News | Radiopharmaceuticals and Tracers | January 17, 2017

NorthStar Medical Technologies Receives Follow-on Award from National Nuclear Security Administration

Award furthers $50 million cooperative agreement supporting NorthStar Medical Radioisotopes’ accelerator method of producing Molybdenum-99

January 17, 2017 — NorthStar Medical Technologies LLC has received additional matching funds from the U.S. Department of Energy’s National Nuclear Security Administration (DOE/NNSA) for its accelerator method of producing the medical radioisotope molybdenum-99 (Mo-99). The addition brings the total funding for the new method, in development by subisidiary NorthStar Medical Radioisotopes, to $11.1 million.

The award supports the process’ continued advancement toward commercialization and recognizes NorthStar’s progress toward its goal of offering multiple sources of Mo-99 produced in the United States using complementary processes that do not involve highly enriched uranium (HEU).

The award advances a $50 million cooperative agreement between the two organizations in which NorthStar raised $25 million that will be matched dollar-for-dollar by DOE/NNSA upon full funding of the agreement. NNSA had already fully funded a separate $50 million cooperative agreement supporting NorthStar’s neutron activation Mo-99 production method, which also does not use HEU as the target material.

Mo-99 is the parent isotope of technetium-99m (Tc-99m), the most widely used radioisotope in medical diagnostic imaging. Tc-99m is used in approximately 40 million procedures worldwide each year to diagnose and stage cancer, heart disease, infection, inflammation and other conditions. But while the United States accounts for roughly half of that demand, no Mo-99 has been produced domestically since 1989. All Mo-99 is currently produced overseas, much of it in aging reactors using weapons-usable HEU, creating safety and national security concerns and the risk of product shortages.

Both of NorthStar’s production methods use safe, non-radioactive target material and an external radiation source to convert a naturally occurring isotope of molybdenum into Mo-99 suitable for use in NorthStar’s proprietary RadioGenix isotope separation system.
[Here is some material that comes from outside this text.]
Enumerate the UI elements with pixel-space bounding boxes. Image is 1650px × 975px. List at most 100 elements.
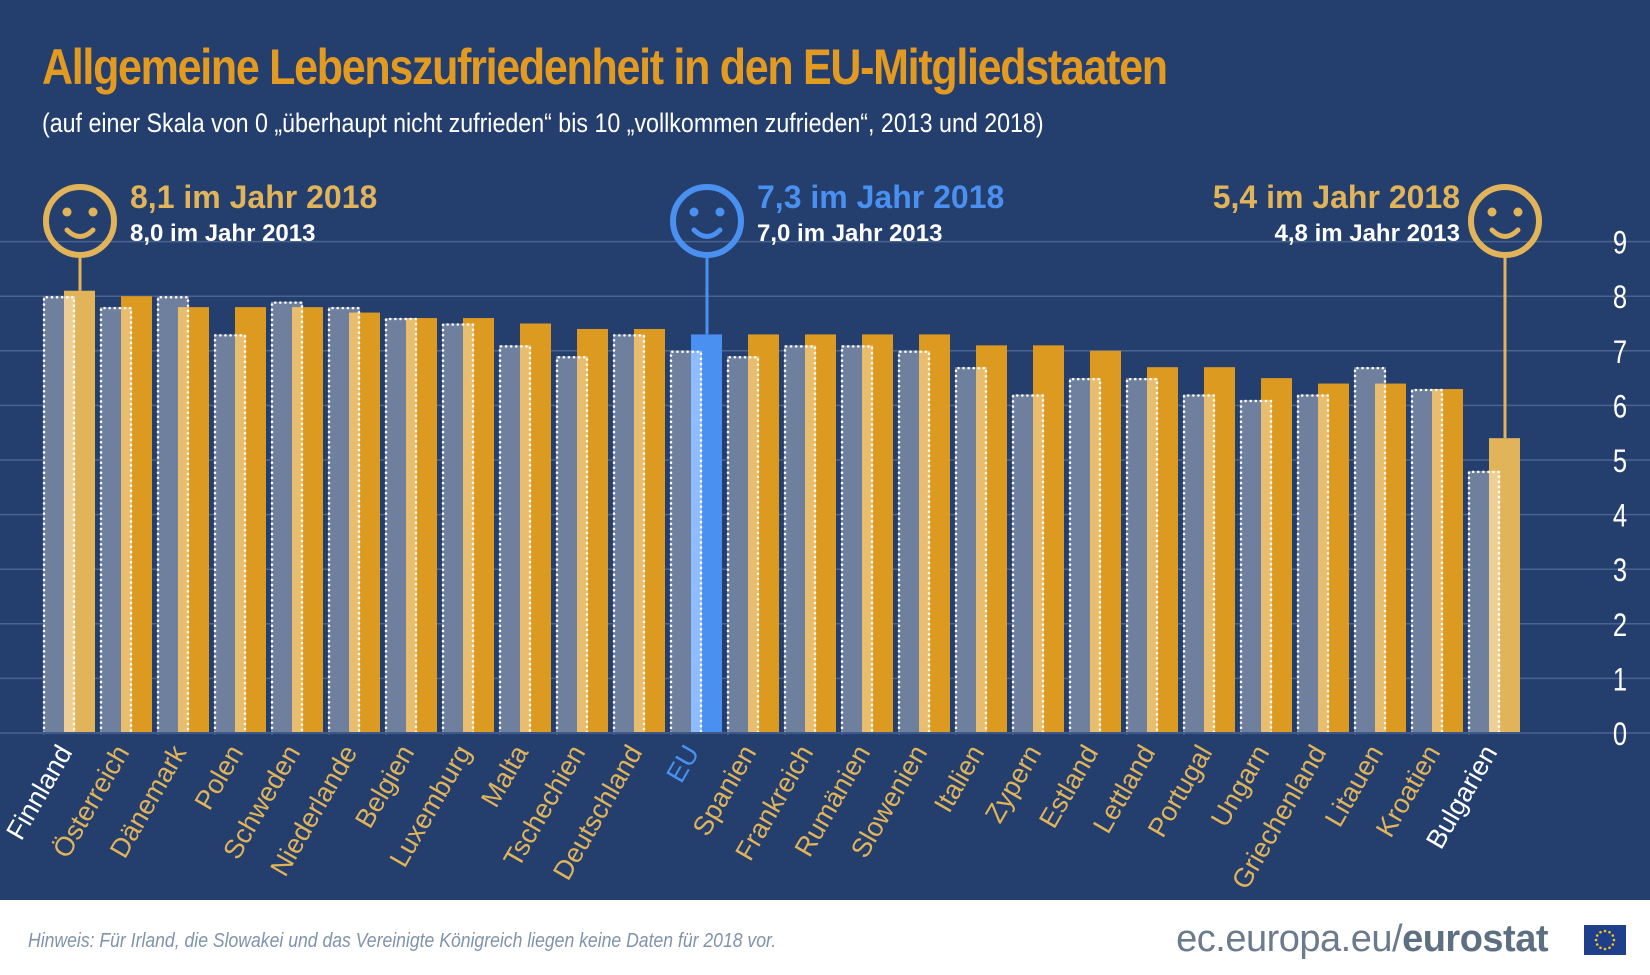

There, it decays to create Tc-99m. Both processes produce a low-volume, benign waste stream, making them “greener” than all other processes that use uranium-based targets.

Accelerator production is currently the most environmentally friendly method of Mo-99 generation; an electron beam from a linear accelerator (LINAC), rather than a fission reactor, is used as a radiation source to drive a reaction that converts molybdenum-100 to Mo-99. The neutron capture method uses neutrons from a fission reactor to convert molybdenum-98 to Mo-99.

  In pairing the two production methods, NorthStar will ensure a steady supply of Mo-99 by mitigating the disruptions commonly experienced by single-method producers when faced with unexpected equipment downtime.